Over the course of a very long day that stretched from 4 a.m. to 9 p.m., teams such as Meyer’s got flu shots into close to 7,800 employees. They hit 70 locations across four states, including Delaware, New Jersey, Pennsylvania and Maryland.
They are aiming for a vaccination rate of at least 95 percent. Last year, just 78 percent of health care staff were vaccinated against influenza, the Centers for Disease Control and Prevention reported.
The CDC says just about everyone needs a flu shot every year, but health care workers need them especially. Not only are they more likely to be exposed to flu, but they can transmit it to the very people they are supposed to be taking care of.
The least likely to be vaccinated were workers in long-term care facilities, where patients are extremely vulnerable to influenza.
Hospital systems are trying to get their numbers up, and some have begun mandating flu shots for workers. Christiana does not require it, but does require people to at least take part in a process and if they opt out of getting a flu vaccine, they need either a medical reason or must undergo education to help them understand the importance.
For the past few years, Christiana has managed to vaccinate more than 90 percent of staff, said Dr. Marci Drees, the health system’s infection prevention officer.

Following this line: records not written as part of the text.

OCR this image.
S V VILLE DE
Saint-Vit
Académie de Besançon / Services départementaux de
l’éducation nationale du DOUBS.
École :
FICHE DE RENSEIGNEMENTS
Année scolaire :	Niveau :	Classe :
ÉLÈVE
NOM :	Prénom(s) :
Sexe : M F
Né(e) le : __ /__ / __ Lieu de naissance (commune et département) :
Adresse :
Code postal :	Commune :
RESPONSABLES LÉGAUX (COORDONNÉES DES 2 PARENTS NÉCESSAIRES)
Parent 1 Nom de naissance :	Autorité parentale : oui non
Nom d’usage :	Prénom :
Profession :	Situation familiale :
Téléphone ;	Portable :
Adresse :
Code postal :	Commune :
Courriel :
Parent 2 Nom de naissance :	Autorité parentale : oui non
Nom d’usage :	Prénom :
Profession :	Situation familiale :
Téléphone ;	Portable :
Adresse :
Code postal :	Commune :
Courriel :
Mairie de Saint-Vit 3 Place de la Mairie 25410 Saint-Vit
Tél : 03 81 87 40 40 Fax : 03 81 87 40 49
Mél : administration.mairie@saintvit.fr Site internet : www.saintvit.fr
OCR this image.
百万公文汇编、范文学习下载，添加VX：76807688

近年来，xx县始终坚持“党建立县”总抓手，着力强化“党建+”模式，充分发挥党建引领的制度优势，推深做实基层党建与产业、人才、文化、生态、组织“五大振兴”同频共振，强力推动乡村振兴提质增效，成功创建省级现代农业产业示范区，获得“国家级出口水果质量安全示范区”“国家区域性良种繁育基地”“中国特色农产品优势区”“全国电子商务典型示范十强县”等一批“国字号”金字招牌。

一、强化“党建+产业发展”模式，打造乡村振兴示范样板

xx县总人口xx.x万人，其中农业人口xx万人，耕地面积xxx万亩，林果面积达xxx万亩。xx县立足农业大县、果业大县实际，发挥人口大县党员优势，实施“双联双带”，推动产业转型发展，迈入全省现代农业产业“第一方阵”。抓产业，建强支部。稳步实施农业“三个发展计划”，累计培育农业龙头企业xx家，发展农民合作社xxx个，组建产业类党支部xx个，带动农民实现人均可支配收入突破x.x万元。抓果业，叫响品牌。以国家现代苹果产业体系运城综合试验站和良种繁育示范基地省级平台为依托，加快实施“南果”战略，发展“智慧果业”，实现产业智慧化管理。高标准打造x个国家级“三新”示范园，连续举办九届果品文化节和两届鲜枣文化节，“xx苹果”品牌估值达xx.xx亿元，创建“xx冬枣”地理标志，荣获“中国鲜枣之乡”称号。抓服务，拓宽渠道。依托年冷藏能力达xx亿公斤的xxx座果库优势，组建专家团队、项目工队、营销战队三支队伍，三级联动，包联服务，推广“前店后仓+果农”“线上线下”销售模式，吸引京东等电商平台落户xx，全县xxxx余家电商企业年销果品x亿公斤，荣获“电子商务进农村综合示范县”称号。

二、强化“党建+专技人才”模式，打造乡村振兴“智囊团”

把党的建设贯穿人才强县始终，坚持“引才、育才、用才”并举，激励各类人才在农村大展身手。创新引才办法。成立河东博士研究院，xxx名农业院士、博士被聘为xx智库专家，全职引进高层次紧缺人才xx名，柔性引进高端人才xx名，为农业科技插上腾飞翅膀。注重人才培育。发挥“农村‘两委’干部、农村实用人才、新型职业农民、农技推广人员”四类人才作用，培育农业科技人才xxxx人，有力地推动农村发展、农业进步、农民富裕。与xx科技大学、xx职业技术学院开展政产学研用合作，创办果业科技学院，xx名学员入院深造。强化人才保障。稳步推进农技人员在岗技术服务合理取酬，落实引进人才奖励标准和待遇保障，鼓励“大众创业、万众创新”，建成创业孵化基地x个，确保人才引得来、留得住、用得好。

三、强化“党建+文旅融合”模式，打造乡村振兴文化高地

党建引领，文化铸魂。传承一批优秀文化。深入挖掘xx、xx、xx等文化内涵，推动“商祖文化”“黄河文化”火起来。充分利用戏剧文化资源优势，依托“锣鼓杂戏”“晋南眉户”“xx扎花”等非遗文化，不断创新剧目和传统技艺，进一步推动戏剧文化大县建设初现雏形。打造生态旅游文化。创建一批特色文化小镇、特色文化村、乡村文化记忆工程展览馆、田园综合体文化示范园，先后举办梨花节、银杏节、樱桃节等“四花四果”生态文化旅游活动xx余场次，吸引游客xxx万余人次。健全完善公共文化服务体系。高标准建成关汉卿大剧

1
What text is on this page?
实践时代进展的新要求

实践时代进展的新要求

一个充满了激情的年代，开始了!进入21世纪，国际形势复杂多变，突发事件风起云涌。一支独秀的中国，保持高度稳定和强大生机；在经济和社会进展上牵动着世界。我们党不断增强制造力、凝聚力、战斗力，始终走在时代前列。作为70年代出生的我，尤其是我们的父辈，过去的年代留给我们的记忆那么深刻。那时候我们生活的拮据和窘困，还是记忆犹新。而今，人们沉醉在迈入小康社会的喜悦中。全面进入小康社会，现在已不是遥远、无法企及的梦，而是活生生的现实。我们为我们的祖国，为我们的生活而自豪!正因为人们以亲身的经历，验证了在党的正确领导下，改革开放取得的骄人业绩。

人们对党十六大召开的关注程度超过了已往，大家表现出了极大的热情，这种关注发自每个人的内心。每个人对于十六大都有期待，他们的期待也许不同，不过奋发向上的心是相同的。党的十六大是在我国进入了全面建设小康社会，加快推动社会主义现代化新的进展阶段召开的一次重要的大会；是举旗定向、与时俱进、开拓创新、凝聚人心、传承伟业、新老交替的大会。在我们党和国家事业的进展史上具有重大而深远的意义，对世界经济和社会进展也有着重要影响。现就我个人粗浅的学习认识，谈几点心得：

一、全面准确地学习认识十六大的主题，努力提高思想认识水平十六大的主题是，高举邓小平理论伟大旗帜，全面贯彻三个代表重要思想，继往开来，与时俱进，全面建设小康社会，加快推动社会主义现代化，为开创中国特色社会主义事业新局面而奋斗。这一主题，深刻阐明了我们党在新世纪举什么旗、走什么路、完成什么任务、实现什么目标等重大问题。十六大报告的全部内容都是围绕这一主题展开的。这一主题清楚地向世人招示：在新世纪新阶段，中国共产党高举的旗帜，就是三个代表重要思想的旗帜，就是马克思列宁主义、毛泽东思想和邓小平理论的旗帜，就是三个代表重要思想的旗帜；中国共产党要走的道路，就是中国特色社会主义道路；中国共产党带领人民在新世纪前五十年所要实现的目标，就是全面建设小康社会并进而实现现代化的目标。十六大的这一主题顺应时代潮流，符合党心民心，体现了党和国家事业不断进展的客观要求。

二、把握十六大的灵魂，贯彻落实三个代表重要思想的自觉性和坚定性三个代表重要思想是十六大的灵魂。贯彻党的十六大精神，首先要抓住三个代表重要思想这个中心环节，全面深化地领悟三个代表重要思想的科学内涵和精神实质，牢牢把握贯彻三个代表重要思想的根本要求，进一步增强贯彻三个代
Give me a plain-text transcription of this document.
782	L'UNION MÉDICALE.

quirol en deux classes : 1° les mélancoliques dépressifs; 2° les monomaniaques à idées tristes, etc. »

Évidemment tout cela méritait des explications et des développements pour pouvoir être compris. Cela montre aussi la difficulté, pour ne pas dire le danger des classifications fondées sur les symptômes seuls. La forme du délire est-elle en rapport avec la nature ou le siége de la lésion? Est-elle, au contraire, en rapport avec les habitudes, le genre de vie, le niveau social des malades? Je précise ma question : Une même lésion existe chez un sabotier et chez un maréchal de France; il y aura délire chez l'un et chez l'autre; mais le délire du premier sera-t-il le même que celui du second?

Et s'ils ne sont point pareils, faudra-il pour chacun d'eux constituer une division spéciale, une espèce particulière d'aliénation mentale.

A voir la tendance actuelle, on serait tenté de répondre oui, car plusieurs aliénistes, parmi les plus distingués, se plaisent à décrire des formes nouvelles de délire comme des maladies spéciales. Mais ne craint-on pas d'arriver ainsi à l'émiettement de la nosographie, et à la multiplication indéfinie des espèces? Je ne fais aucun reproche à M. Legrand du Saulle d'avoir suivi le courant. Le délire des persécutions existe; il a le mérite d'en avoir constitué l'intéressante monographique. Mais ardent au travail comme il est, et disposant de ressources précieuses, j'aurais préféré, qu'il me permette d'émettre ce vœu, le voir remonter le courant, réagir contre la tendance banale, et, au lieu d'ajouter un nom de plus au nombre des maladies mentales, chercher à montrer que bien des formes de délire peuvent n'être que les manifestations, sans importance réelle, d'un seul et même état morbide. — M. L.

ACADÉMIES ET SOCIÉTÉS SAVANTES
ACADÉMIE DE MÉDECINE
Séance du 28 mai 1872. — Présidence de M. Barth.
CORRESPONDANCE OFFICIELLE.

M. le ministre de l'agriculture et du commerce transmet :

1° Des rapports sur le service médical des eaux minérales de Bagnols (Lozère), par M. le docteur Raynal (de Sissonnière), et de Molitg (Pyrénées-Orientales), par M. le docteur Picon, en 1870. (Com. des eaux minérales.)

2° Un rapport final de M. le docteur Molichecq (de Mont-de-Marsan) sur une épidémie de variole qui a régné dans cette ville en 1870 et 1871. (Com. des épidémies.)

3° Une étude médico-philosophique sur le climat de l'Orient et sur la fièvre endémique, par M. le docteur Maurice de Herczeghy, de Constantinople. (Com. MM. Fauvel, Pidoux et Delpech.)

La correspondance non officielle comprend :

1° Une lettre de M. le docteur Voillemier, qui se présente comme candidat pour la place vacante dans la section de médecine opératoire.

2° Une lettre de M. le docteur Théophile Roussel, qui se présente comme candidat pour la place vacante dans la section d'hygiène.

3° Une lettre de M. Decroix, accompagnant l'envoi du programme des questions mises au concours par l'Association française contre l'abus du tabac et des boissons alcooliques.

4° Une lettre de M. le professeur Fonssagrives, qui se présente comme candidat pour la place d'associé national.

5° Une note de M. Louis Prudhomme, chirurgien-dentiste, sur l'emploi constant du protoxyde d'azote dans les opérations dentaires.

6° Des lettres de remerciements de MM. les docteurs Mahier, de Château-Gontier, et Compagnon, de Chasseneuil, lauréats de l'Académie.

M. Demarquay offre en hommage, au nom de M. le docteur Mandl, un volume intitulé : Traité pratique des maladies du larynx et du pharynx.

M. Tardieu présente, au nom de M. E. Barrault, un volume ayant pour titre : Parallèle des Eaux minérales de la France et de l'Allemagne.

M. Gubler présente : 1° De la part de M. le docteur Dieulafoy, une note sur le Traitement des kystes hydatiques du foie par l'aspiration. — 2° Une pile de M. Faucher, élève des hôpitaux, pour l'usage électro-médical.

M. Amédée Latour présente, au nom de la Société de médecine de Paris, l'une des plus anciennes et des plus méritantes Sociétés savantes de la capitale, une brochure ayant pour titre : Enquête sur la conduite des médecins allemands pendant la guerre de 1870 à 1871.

Getting 7,800 people done in a single day has gotten them ahead of schedule, she said. “The way we have done it before, it would take two to three weeks to get to the 7,000 or 8,000 mark,” Drees said.
“We have gotten a huge jump start.”
The system tried to turn the “Hit me with the flu shot” event into a party, playing music at hospitals and larger clinics where staffers lined up for their vaccines, providing photo booths for fun group shots and doing a live broadcast with a local radio station.
Smaller teams did hit-and-run visits, sometimes vaccinating a single staffer at smaller locations.
“We are having a blast,” Meyers said as she rode in the van from one location to the next, her colleagues whooping beside her.
“I think it generates an esprit de corps among the staff.”
Typically, physicians and nurses have the highest vaccination rates, but Meyer said the goal was to immunize every single person who works in the system’s network of hospitals, clinics and counseling centers.
“Custodians, patient escorts, nurses, respiratory therapists – we used them all as models and had them flex their arms. It wasn’t just doctors and nurses,” Meyer said. “We even want people in IT (information technology) to get it.”
The U.S. has poor flu vaccination rates. Just under half of Americans got a flu vaccine last year, the CDC said. Most who refuse it say they don’t think the vaccine is effective, but health experts say even if the vaccine only prevents about 40 to 60 percent of illnesses, it can help make sure that if people do catch the virus, they don’t end up in the hospital or die.
The last flu season was an especially deadly one. The CDC said 80,000 people died of flu and 900,000 ended up in the hospital –the highest number in decades. And 181 children died. Eighty percent of the kids who died had not been vaccinated, the CDC said.
Making it easier to get the vaccine can help encourage vaccination. Nicole Harrington, a specialty pharmacist who got her vaccine at the event Thursday, said it worked for her.
“I walked right in,” said Harrington, who was especially keen to be vaccinated because she is pregnant.
“It was extremely efficient.”
The exercise served a second purpose. If there was an outbreak of disease or a biological attack, the system has now had some practice at delivering vaccines or medications quickly and efficiently to front-line staff.
Vaccination will continue until the end of November, Drees said. Flu season usually peaks in the U.S. in January and February, but can start as early as October.